Byles points out that AI is also a big component in the decision-making process of investment banks because it can provide informed business insights and less exposure to processing failures. The technology leverages identification of patterns that could provide customised offerings to customers as well as alert and learn from unusual transactions. Moreover, it provides a competitive edge through the adoption of new algorithms and better human capital deployment – as the staff are able to direct their focus and resources on more insightful value-adding tasks.

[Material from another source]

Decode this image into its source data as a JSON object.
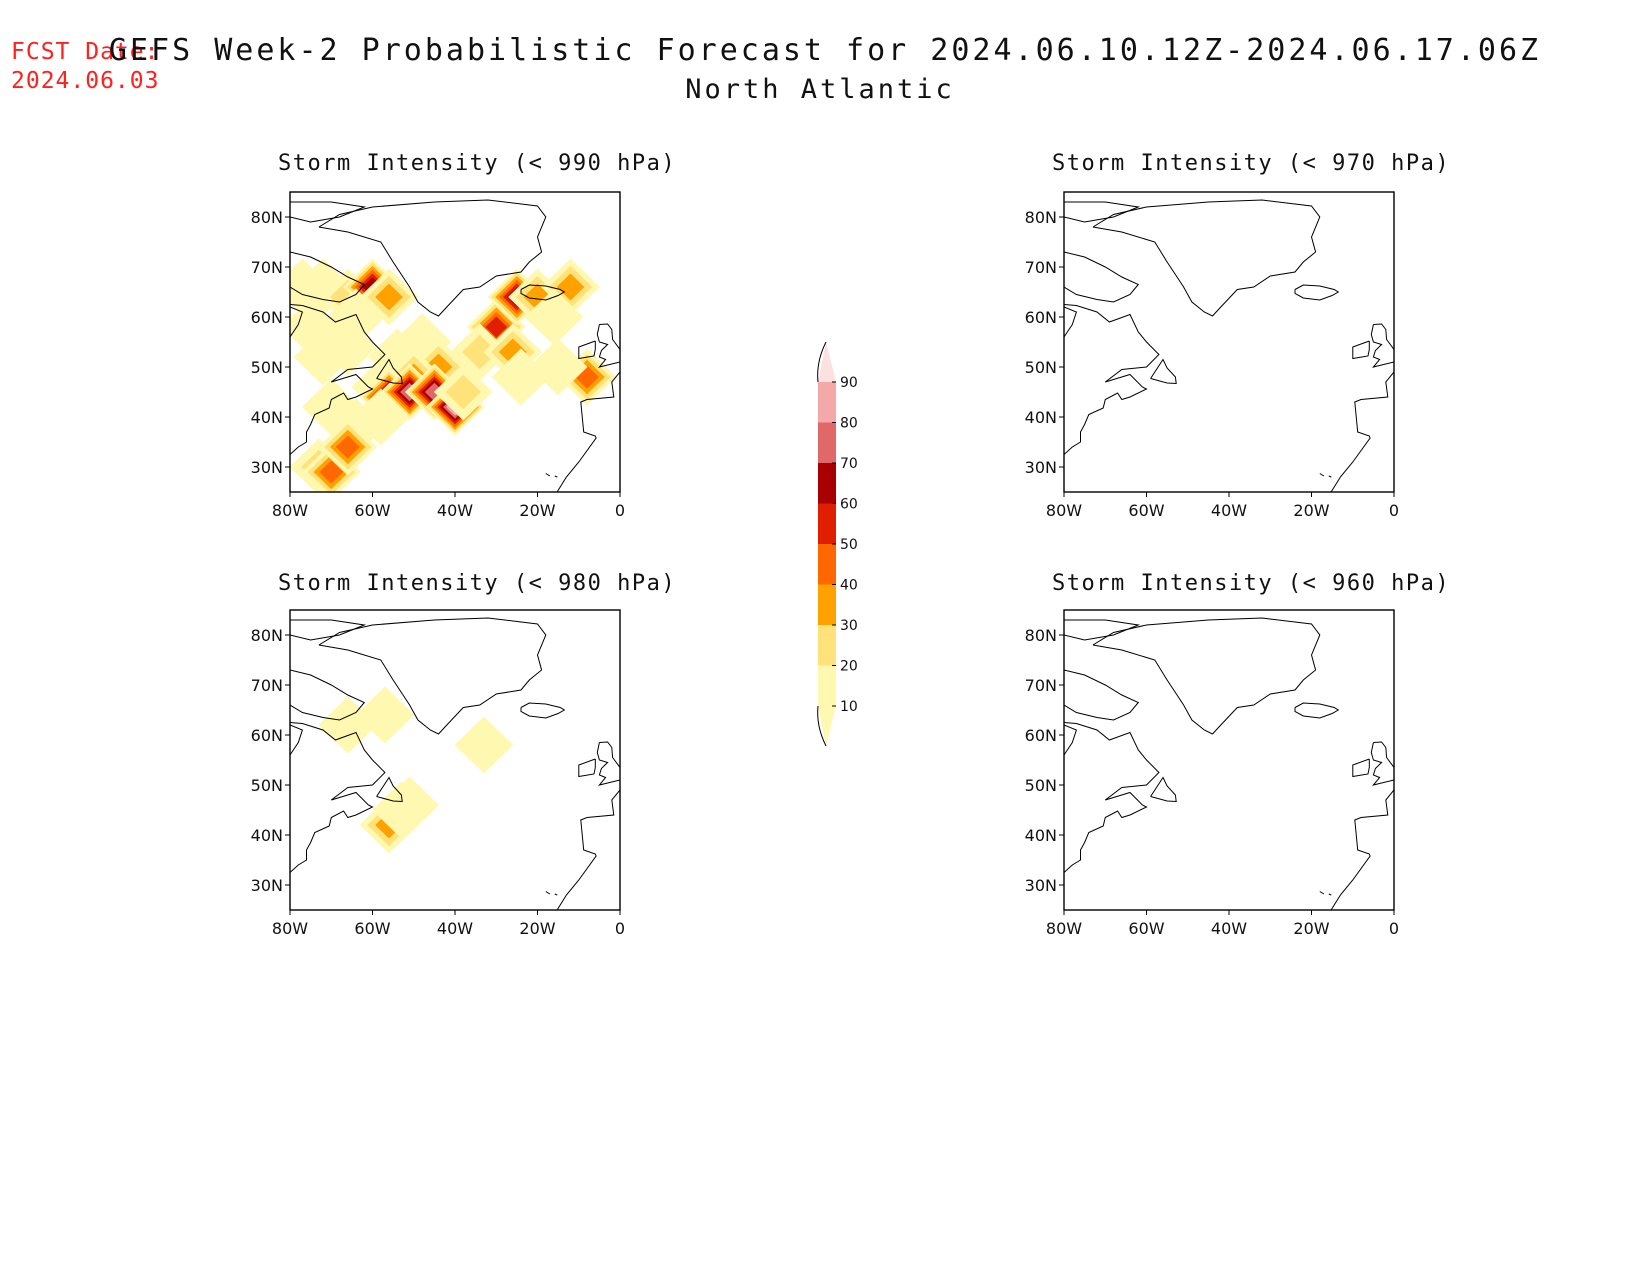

Against this backdrop, it is imperative that managed service providers stay one step ahead of their clients and dig deep into their collective pockets to ensure that their platforms offer the latest cutting-edge tools. SmartStream, for example, has made significant investment into its own innovations lab which was launched three years ago. This has enabled the company to form partnerships with many of its clients as well as leverage the knowledge of our data and computer scientists. The teams work together to develop tools and case studies in the deployment of AI to enhance customer experiences as well as significantly improve the efficiency of their operations.
Lessons to be learned
If the corona virus has taught the industry anything, it is to be prepared for the most unexpected black swan event, while keeping the client front and centre. To achieve this, ensuring your full service and support model can deliver and maintain excellence throughout vastly changing and challenging times is key. Choosing the fastest track to this sustainable excellence, can be attempted through internal build/transformation, but as importantly, and increasingly, through proven expert managed service providers, which is going to be one of the more common executive table agenda items post this global situation. Already we’re seeing that the firms succeeding in these times are the ones already deploying sustainable digital strategies.